Answers are required to use make_generic_case(512, 4096, 16)
to get test cases and verify proposed solution's correctness against the output of bruteforce_combine
, bruteforce_combine
is by definition correct (my logic is defaultdict(set)
).
What is a more efficient way to combine the overlapping ranges?
Both existing answers are not ideal, the first gives the correct result but is very inefficient and will never finish processing my millions of rows:
In [5]: for _ in range(256):
...: case = make_generic_case(512, 4096, 16)
...: assert bruteforce_combine(case) == combine(case)
In [6]: case = make_generic_case(512, 4096, 16)
In [7]: %timeit combine(case)
9.3 ms ± 35 µs per loop (mean ± std. dev. of 7 runs, 100 loops each)
The second is much more efficient, but I haven't tested thoroughly yet.

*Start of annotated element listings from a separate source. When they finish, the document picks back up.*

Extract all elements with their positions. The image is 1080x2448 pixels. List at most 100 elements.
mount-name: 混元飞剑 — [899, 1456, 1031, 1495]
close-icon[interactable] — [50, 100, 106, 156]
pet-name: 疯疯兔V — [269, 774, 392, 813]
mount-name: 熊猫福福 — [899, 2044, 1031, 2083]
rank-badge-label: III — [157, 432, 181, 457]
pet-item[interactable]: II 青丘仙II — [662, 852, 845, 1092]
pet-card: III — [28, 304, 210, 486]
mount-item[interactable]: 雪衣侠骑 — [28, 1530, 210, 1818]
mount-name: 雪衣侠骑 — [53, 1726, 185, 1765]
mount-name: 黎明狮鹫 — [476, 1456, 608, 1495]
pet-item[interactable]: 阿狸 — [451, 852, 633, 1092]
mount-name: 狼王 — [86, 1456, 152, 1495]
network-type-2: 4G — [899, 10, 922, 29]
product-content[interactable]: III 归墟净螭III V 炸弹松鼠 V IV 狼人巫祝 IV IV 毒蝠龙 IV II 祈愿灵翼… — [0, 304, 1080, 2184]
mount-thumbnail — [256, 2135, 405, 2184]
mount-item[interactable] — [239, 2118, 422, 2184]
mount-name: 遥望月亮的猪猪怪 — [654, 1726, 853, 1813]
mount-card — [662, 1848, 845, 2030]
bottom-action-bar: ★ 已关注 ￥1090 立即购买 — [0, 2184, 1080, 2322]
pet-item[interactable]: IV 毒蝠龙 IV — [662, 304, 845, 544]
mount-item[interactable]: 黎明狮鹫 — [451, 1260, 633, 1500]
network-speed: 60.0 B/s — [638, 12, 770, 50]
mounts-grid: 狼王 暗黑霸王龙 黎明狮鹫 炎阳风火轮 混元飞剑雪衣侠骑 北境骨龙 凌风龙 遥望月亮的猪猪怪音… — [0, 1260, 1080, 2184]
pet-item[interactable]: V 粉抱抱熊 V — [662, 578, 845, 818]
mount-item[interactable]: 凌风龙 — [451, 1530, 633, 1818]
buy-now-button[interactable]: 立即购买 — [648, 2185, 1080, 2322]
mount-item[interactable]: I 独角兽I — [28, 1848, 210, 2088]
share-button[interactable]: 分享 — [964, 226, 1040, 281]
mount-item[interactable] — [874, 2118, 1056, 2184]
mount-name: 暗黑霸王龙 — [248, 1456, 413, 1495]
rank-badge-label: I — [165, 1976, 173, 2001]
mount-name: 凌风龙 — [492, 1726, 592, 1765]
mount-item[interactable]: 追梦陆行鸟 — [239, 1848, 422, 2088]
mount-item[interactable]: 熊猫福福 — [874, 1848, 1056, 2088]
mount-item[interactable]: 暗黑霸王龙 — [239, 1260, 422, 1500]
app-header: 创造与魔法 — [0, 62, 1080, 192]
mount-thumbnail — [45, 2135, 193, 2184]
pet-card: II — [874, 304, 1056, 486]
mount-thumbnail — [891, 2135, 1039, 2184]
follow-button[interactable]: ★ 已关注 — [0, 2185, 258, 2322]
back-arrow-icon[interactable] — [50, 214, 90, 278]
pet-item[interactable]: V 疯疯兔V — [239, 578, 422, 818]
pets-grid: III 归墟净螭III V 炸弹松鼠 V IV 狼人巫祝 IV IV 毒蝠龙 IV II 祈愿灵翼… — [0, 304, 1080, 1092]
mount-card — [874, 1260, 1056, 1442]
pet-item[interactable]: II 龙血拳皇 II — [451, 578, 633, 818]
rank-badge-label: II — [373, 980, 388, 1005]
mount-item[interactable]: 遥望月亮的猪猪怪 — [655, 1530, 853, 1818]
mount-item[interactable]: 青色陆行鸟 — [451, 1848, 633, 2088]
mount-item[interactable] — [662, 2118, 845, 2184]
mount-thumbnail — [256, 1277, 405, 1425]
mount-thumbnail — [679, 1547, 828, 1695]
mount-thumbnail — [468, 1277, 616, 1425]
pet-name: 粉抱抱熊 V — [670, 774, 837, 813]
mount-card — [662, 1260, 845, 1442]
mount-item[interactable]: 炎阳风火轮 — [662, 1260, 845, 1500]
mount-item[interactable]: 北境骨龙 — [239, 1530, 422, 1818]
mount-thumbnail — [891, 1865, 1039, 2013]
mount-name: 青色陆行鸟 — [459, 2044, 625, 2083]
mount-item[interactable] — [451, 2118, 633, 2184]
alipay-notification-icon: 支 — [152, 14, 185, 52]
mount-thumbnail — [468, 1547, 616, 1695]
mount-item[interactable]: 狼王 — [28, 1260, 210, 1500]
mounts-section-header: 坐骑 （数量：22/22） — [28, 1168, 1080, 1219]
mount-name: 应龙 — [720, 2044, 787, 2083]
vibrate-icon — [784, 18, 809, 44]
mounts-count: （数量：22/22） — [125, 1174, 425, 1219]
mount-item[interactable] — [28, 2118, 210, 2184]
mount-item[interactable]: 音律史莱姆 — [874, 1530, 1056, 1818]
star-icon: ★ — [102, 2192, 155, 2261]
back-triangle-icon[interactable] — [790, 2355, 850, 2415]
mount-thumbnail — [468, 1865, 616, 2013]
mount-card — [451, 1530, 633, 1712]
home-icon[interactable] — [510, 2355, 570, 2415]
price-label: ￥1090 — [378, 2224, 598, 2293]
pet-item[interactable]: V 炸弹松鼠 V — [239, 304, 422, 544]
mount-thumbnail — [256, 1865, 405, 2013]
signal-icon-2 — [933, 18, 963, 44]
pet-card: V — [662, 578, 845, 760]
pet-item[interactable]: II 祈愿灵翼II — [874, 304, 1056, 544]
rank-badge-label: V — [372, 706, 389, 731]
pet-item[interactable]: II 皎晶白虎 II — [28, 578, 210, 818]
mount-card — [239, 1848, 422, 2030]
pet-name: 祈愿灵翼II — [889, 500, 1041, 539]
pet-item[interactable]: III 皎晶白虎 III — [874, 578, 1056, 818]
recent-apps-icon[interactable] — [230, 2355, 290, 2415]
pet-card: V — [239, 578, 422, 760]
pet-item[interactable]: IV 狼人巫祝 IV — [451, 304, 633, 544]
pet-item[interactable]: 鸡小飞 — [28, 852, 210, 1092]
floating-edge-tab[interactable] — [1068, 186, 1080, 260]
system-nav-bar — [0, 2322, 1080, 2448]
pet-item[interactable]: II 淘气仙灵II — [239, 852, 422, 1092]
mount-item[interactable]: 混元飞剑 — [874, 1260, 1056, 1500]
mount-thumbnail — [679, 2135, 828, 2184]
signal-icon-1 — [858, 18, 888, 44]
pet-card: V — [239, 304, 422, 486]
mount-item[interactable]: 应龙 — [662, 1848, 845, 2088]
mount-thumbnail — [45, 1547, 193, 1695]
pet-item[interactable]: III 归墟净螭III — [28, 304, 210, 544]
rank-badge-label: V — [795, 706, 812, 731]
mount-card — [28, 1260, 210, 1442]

I have confirmed the correctness of the code from the second answer, and I have rewritten it to the following:
from collections import Counter
def get_nodes(ranges):
nodes = []
for start, end, label in ranges:
nodes.extend(((start, 0, label), (end + 1, 1, label)))
return sorted(nodes)
def combine(ranges):
if not ranges:
return []
nodes = get_nodes(ranges)
labels = set()
state = Counter()
result = []
start = nodes[0][0]
for node, is_end, label in nodes:
state[label] += [1, -1][is_end]
count = state[label]
if (is_end, count) in {(0, 1), (1, 0)}:
if start < node:
if not count or labels:
result.append((start, node - 1, labels.copy()))
start = node
(labels.remove, labels.add)[count](label)
return result
And it is still very inefficient, I need to process literally millions of rows:
In [2]: for _ in range(128):
...: case = make_generic_case(256, 4096, 16)
...: assert bruteforce_combine(case) == combine(case)
In [3]: for _ in range(2048):
...: case = make_generic_case(512, 2048, 16)
...: assert bruteforce_combine(case) == combine(case)
In [4]: case = make_generic_case(2048, 2**64, 32)
In [5]: %timeit combine(case)
4.19 ms ± 112 µs per loop (mean ± std. dev. of 7 runs, 100 loops each)
In [6]: case = make_generic_case(32768, 2**64, 32)
In [7]: %timeit combine(case)
116 ms ± 1.11 ms per loop (mean ± std. dev. of 7 runs, 10 loops each)
In [8]: case = make_generic_case(1048576, 2**64, 32)
In [9]: %timeit combine(case)
5.12 s ± 30.3 ms per loop (mean ± std. dev. of 7 runs, 1 loop each)
I have data from 6 gigantic CSV files, the total number of rows is:
In [74]: 495209+129884+3748518+1277097+429639+278661
Out[74]: 6359008
That is well over 6 million, merely loading the data into RAM takes 2.9GiB, and I have only 16GiB RAM. I need a solution that is much more efficient, both in time complexity and space complexity.